Members of the French family were buried in the graveyard surrounding the ruins of Frenchpark Priory. At the time of Griffith's Valuation Frenchpark was owned by Rev. John Ffrench, Lord de Freyne and was valued at £60. Later in the 1800s the family converted to Roman Catholicism.

===French Park===
The ancestral seat of the Barons de Freyne was French Park, also known as French Park House, on the outskirts of Frenchpark village in County Roscommon. The manor house, originally built in the mid-17th century before being rebuilt in the Georgian style in the 18th century, was demolished after the sale of the estate by the 7th Baron de Freyne to the Irish Land Commission in 1952. The Land Commission removed the roof of the buildings in 1953 and eventually demolished the remaining structures in c. 1975. The present Lord de Freyne lives with his wife and family at Putney in the London Borough of Wandsworth.
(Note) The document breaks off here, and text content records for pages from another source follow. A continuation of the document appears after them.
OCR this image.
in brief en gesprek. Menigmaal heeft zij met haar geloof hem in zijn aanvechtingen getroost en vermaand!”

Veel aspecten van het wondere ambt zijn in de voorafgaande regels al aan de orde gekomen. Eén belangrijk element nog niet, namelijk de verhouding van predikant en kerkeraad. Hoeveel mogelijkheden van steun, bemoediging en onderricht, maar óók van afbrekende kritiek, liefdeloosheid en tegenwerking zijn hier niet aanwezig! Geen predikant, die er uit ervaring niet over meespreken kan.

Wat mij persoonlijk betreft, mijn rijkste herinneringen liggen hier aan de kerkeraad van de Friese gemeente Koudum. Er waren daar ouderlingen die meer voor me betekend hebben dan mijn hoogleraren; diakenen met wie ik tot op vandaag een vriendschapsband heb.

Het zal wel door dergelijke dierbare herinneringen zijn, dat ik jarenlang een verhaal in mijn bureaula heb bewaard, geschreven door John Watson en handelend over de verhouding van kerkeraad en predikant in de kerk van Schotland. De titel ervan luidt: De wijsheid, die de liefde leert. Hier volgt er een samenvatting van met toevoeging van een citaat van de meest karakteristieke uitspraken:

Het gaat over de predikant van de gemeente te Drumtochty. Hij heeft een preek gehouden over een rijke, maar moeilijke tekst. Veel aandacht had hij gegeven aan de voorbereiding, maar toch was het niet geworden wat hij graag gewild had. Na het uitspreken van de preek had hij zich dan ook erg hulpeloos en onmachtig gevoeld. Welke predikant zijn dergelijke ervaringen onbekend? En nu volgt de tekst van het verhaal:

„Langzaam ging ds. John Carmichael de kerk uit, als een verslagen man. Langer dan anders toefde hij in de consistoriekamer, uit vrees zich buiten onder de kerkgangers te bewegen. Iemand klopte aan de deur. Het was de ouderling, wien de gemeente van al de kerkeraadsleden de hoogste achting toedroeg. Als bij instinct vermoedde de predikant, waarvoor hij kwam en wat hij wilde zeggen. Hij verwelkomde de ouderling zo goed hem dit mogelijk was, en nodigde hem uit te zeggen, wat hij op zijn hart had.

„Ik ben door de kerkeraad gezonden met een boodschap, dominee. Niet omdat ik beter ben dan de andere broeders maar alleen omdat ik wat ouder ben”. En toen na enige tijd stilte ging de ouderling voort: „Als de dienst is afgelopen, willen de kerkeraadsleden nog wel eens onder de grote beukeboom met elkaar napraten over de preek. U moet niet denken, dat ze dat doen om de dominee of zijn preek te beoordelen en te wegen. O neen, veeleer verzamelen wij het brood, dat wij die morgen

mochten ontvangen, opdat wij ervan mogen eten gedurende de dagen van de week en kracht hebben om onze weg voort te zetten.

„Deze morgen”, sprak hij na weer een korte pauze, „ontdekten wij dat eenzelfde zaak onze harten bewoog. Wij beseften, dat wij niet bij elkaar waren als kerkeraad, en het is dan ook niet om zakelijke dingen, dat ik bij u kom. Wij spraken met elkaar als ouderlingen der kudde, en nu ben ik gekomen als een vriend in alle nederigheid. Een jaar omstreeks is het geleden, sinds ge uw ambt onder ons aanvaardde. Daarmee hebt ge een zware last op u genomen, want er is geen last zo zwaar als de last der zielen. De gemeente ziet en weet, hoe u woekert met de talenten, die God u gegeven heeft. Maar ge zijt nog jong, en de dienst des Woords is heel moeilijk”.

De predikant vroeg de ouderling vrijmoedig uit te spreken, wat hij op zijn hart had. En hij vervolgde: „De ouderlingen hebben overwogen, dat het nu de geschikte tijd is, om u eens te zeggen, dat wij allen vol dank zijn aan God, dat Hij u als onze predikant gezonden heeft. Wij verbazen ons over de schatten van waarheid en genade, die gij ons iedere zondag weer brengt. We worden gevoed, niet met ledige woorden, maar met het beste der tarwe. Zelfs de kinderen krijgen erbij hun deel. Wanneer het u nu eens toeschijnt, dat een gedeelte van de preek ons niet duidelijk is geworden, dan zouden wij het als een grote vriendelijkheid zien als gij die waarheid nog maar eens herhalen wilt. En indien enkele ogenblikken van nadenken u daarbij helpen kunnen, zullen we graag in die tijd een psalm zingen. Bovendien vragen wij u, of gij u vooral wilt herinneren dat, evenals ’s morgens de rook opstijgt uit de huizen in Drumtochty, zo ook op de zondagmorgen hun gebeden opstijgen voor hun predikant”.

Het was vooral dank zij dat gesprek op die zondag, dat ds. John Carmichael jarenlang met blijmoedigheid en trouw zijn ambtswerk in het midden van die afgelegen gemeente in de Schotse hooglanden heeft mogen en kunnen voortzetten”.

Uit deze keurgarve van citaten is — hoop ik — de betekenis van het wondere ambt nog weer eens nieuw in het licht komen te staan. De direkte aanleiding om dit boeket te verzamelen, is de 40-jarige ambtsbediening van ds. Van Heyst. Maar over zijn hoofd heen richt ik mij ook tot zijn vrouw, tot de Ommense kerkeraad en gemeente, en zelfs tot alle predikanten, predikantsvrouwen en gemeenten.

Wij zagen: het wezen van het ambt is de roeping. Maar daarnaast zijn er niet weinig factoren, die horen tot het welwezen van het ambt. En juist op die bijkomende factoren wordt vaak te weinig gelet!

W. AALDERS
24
A distant cousin of the de Freynes was Charlotte Despard (née French) (1844–1939), a scion of the French family of High Lake, a British-born, later Irish-based suffragist, novelist and Sinn Féin activist. Despard spent a lot of time at French Park where her father was born. In 1908 she joined with Hanna Sheehy-Skeffington and Margaret Cousins to form the Irish Women's Franchise League. She urged members to boycott the 1911 Census and withhold taxes and provided financial support to workers during the Dublin labour disputes.

In 1909, Despard met Mahatma Gandhi and was influenced for a time by his theory of passive resistance. She moved to Dublin after the First World War and was bitterly critical of her brother, Field Marshal John French, 1st Viscount French, the Lord Lieutenant of Ireland in 1919–21, who tended to ignore her. Lord French had previously served as the United Kingdom's Commander-in-Chief, Home Forces, during the First World War.

During the Irish War of Independence, together with Maud Gonne, Despard formed the Women's Prisoners' Defence League to support Republican prisoners. As a member of Cumann na mBan, she opposed the Anglo-Irish Treaty and was imprisoned by the new Government of the Irish Free State during the Irish Civil War. She is buried in the Republican Plot at Glasnevin Cemetery, Dublin.

===Market House===
The market house is in the centre of Frenchpark, on the main street and was constructed circa 1840. The market house was a place where people went to sell their cattle and farm produce (vegetables, potatoes and oats). On market day, which was always on a Thursday, they would trade, buy and sell. There was a large weighing scales outside the building. Unsold goods were stored in the building. The first electricity was generated for Frenchpark from this building. A film was made in the market house about "The Hanging of Robert Emmett". The building is now empty and is surrounded by high railings.